Serous carcinoma was the most prevalent morphologic subtype in the current study. Unfortunately, as registration of high grade/low grade was first included in the SCR 2014, in our analyses we did not have the opportunity to differentiate between LGSC and HGSC, which are today regarded as two different subtypes with very different clinical features [2]. LGSC constitutes less than 5% and HGSC around 70% of EOC according to Prat et al. 2012 [2]. Peres et al. in their cohort study on SEERS data from 2019 report LGSC in 2.6% and HGSC in 63.4% of EOC patients [16]. In our study the proportion of serous cancer is comparatively low, 46% for the whole study period 1960–2014 (57% in 2010–14), likely due to misclassification as endometrioid or undifferentiated cancer, with improved diagnostics thought to contribute to an increasing proportion of serous cancer and declining proportion of endometrioid and undifferentiated cancer in more recent time periods. HGSC is responsible for the majority of EOC deaths [32]. HGSC has, however, proved to be the subtype most responsive to chemotherapy, especially the platinum–taxane combination treatment [1]. Also, as HGSC in most cases presents with disseminated disease at diagnosis, patients with serous histology are most likely to benefit from the shift towards more extensive cytoreductive surgery from 2005 onward.

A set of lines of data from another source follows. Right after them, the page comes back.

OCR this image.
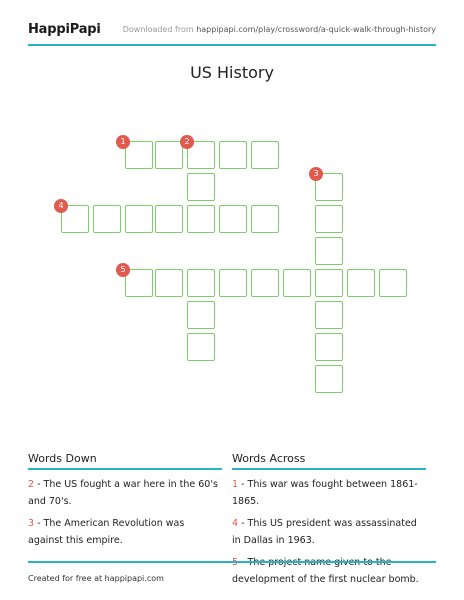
HappiPapi	Downloaded from happipapi.com/play/crossword/a-quick-walk-through-history
US History
1	2
3
4
5
Words Down
2 - The US fought a war here in the 60's and 70's.
3 - The American Revolution was against this empire.
Words Across
1 - This war was fought between 1861-1865.
4 - This US president was assassinated in Dallas in 1963.
development of the first nuclear bomb.
Created for free at happipapi.com
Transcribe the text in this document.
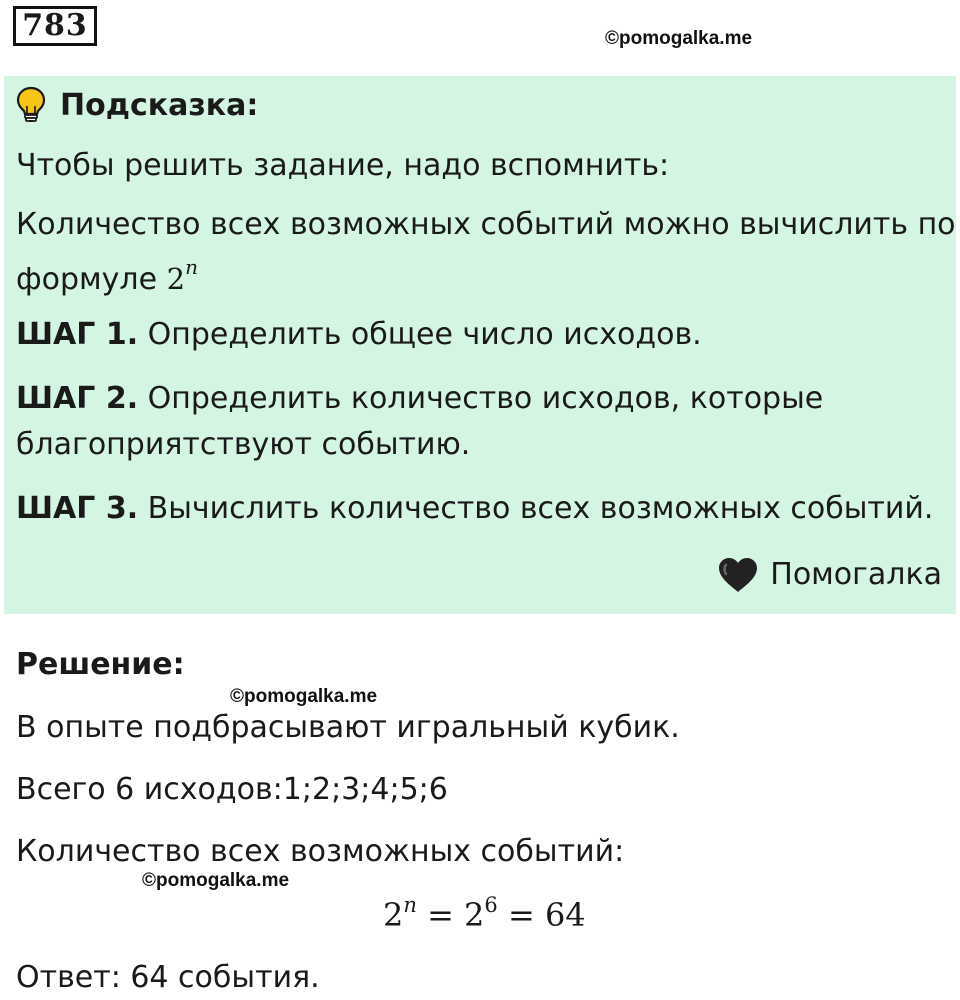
783	©pomogalka.me
Подсказка:
Чтобы решить задание, надо вспомнить:
Количество всех возможных событий можно вычислить по
формуле 2$^n$
ШАГ 1. Определить общее число исходов.
ШАГ 2. Определить количество исходов, которые
благоприятствуют событию.
ШАГ 3. Вычислить количество всех возможных событий.
Помогалка
Решение:
©pomogalka.me
В опыте подбрасывают игральный кубик.
Всего 6 исходов:1;2;3;4;5;6
Количество всех возможных событий:
©pomogalka.me
$2^n = 2^6 = 64$
Ответ: 64 события.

As stage was first included in the SCR 2005, we did not have the opportunity to observe potential stage-related RS changes for earlier time periods. From 2005 to 2009 to 2010–2014 the proportion of patients with unreported stage decreased and the proportion of patients with stages III and IV increased. Although the observation time is short, this may reflect the trend in tertiary ovarian cancer centers towards considering more patients with advanced disease for curative treatment, adequate staging being essential for choice of treatment.

Strengths and limitations

The strength of our study is our nationwide SCR cohort with over six decades of longitudinal data. Reporting to the SCR is mandatory, and the coverage is high (> 95%), in combination with morphologic verification of the diagnosis in > 99% of cases [17]. The inclusion of undesignated abdominal/pelvic cancer in the survival analyses provides a more valid estimate of EOC survival over time. Limitations of our study are the lack of central pathology review and specification of grade of differentiation. Also, as the SCR does not contain information on treatment, we could not directly correlate survival trends to the prevailing surgical and oncological treatment strategies of the different time periods. Differences in diagnostic routines and improved histopathological classification criteria during the study period must be taken into consideration in the interpretation of the observed incidences and survival rates.

Conclusion

Since 1980 the age-standardized incidence of epithelial ovarian, tubal, peritoneal, and undesignated abdominal/pelvic cancer together has declined in Sweden. The age-standardized 1-, 2-, and 5-year RS improved from 1960 to 2014, although this trend was not found in the youngest and the oldest women. The 10-year age-standardized RS did not improve in women diagnosed from 1960 to 2005. The observed improved short-term RS since 1960 can be explained by improved surgical techniques, better postoperative and advanced intensive care and more efficient and tolerable chemotherapeutical regimes together with improved supportive care during chemotherapy. Advances in treatment have prolonged life after diagnosis but long-term survival in EOC remains poor.